Они пили чай, обжигая руки и губы. Торопились. Чай снимал усталость, прогонял сон.
— Как дед Василий? Здоров? — спросил Ашот.
— А что с ним сделается? Живет потихоньку. Ему проще, чем нам. Все улеглось с ребятами. Тол спрятал. Но после того случая он какой-то странный стал. Молчаливый. Раньше заходил ко мне, хоть иногда. А теперь словно не замечает. Окликну — уйти норовит. Спрошу — отмалчивается. То ли задумал что, то ли старость. Однажды помощь его понадобилась. Консультация по старой привычке. Так отказал. Уже чем не задабривал. Землянку в порядок привели, экипировку новую дал. И не помогло. Кстати, постель ему теперь регулярно меняют…
— А какая же консультация? — спросил Ашот.

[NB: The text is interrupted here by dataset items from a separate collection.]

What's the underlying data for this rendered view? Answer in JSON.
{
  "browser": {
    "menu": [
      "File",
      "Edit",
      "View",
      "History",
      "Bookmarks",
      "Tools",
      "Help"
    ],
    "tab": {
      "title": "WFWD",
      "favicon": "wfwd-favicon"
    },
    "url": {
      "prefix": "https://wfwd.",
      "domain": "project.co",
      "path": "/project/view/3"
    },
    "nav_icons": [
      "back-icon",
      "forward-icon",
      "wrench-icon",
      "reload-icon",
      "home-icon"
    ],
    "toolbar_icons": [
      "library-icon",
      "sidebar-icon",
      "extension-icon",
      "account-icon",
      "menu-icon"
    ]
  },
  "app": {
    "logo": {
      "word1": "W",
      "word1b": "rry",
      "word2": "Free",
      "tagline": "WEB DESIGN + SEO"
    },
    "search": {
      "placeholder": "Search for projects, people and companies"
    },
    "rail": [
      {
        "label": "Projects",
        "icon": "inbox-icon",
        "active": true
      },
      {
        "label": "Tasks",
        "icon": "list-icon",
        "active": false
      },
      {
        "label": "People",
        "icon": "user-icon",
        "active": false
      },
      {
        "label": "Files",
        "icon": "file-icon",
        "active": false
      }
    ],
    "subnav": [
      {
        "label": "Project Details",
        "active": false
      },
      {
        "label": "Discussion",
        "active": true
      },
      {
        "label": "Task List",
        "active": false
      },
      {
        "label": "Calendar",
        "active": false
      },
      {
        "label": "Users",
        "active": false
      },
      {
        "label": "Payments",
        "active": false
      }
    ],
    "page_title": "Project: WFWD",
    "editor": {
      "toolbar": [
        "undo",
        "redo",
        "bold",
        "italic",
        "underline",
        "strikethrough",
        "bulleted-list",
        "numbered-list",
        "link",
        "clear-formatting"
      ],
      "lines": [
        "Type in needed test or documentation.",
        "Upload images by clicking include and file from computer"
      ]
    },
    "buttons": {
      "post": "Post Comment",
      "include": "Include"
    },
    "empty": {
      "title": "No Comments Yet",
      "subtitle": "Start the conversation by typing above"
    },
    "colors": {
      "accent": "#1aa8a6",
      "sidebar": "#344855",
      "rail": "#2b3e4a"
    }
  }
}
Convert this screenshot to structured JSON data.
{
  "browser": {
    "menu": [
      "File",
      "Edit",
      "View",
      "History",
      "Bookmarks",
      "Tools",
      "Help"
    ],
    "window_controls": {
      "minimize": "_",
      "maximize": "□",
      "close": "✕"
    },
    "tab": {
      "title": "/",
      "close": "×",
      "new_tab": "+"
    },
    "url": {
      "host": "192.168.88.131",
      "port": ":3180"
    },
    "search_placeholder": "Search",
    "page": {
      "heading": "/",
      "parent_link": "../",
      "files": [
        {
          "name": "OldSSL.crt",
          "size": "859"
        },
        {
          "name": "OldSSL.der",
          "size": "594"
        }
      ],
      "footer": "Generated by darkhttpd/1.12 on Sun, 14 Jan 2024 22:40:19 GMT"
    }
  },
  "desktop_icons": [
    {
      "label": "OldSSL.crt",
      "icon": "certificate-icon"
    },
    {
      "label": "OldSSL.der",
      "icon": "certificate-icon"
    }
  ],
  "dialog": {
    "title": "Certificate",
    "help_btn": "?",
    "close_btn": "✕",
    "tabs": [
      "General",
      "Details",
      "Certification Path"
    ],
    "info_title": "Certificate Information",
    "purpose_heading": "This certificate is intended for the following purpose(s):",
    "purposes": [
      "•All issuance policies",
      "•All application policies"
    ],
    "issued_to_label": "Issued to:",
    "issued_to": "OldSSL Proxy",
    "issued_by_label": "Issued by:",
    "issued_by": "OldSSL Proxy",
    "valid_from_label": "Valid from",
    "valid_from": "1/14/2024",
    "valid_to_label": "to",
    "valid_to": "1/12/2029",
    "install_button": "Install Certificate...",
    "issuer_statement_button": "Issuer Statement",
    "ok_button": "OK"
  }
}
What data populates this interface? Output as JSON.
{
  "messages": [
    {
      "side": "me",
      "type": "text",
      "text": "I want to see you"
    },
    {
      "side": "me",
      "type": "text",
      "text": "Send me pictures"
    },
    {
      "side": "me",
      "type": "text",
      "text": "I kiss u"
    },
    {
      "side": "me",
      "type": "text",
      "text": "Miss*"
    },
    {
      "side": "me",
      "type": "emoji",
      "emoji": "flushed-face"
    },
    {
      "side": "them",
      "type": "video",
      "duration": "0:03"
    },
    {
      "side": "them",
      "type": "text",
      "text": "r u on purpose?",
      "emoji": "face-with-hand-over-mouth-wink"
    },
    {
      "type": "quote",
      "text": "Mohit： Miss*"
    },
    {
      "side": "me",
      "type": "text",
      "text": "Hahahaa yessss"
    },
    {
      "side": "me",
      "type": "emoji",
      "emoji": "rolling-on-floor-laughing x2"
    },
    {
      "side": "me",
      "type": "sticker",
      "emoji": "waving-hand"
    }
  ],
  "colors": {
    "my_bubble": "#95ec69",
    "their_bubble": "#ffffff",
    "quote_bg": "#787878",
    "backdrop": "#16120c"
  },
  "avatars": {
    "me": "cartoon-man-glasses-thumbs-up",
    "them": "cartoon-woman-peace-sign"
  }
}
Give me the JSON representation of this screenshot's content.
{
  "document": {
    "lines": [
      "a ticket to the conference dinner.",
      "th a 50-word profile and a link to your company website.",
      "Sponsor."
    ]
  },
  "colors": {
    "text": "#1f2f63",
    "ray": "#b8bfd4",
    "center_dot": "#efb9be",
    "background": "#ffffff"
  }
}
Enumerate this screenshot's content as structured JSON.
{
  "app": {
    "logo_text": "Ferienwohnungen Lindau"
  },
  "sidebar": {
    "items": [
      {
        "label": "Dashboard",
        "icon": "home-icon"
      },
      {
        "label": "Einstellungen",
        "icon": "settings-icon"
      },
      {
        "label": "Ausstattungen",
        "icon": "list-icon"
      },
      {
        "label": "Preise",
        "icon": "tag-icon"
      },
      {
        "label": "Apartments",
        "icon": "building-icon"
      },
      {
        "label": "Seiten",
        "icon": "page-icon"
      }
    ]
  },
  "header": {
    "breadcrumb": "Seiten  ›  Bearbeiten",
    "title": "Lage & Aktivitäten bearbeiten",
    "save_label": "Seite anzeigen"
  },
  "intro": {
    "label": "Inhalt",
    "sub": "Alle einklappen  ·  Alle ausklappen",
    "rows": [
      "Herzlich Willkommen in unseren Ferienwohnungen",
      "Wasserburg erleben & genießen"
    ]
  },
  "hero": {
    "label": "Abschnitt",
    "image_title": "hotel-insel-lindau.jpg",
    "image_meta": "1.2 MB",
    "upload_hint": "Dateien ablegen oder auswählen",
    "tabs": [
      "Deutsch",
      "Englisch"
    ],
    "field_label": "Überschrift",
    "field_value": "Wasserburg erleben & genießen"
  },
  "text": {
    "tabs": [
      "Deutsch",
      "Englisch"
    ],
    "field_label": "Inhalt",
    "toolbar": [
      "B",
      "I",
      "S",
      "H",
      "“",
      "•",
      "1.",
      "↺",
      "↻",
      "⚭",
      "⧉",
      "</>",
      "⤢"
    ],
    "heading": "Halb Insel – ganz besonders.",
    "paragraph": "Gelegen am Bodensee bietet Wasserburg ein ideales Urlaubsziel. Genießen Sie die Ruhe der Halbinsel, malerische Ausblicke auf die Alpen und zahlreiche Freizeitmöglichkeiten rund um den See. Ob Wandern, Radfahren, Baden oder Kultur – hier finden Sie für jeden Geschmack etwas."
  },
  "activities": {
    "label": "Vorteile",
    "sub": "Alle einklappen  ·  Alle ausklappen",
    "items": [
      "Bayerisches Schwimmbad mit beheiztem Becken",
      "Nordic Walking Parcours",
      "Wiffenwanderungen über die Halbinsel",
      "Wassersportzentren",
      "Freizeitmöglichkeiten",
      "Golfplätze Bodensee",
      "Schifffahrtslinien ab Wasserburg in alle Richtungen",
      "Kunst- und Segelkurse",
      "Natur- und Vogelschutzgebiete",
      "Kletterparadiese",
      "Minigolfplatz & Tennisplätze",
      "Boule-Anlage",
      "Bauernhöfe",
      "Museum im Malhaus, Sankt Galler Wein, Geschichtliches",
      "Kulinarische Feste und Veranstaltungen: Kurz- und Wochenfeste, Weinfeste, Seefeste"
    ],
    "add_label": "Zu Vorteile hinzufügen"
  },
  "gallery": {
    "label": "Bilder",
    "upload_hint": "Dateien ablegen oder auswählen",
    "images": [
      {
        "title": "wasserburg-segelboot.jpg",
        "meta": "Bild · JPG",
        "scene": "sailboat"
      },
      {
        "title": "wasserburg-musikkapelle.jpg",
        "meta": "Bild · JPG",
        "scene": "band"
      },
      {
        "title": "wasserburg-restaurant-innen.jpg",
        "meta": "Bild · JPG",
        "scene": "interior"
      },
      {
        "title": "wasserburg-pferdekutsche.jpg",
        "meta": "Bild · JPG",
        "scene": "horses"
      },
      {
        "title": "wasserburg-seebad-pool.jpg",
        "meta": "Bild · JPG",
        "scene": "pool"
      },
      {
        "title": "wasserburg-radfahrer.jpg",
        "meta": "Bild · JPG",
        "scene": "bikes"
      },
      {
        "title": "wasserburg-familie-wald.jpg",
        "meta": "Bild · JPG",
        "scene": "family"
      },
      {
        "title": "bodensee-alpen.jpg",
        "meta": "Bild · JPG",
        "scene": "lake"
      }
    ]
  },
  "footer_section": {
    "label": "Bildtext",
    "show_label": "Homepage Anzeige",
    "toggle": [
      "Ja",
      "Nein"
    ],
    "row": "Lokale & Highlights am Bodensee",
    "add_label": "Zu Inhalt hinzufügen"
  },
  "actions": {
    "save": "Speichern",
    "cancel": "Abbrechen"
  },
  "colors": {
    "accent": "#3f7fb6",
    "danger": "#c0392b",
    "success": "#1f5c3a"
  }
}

— Пустяковая. Надо было небольшую площадь осмотреть. Для топографов. Чтоб прокладка профиля основной массив не задела. Так он предложил, чтоб я к этой работе подключил Подорожника. Это же все равно что козла в капусту пустить. Он же обязательно сказал бы, что в том месте, по его соображениям, нельзя бить профиль. Из-за букашек. Им урон нанесен будет. Ну, я отказался. И старик уперся. А теперь вот — нате вам. Пожар.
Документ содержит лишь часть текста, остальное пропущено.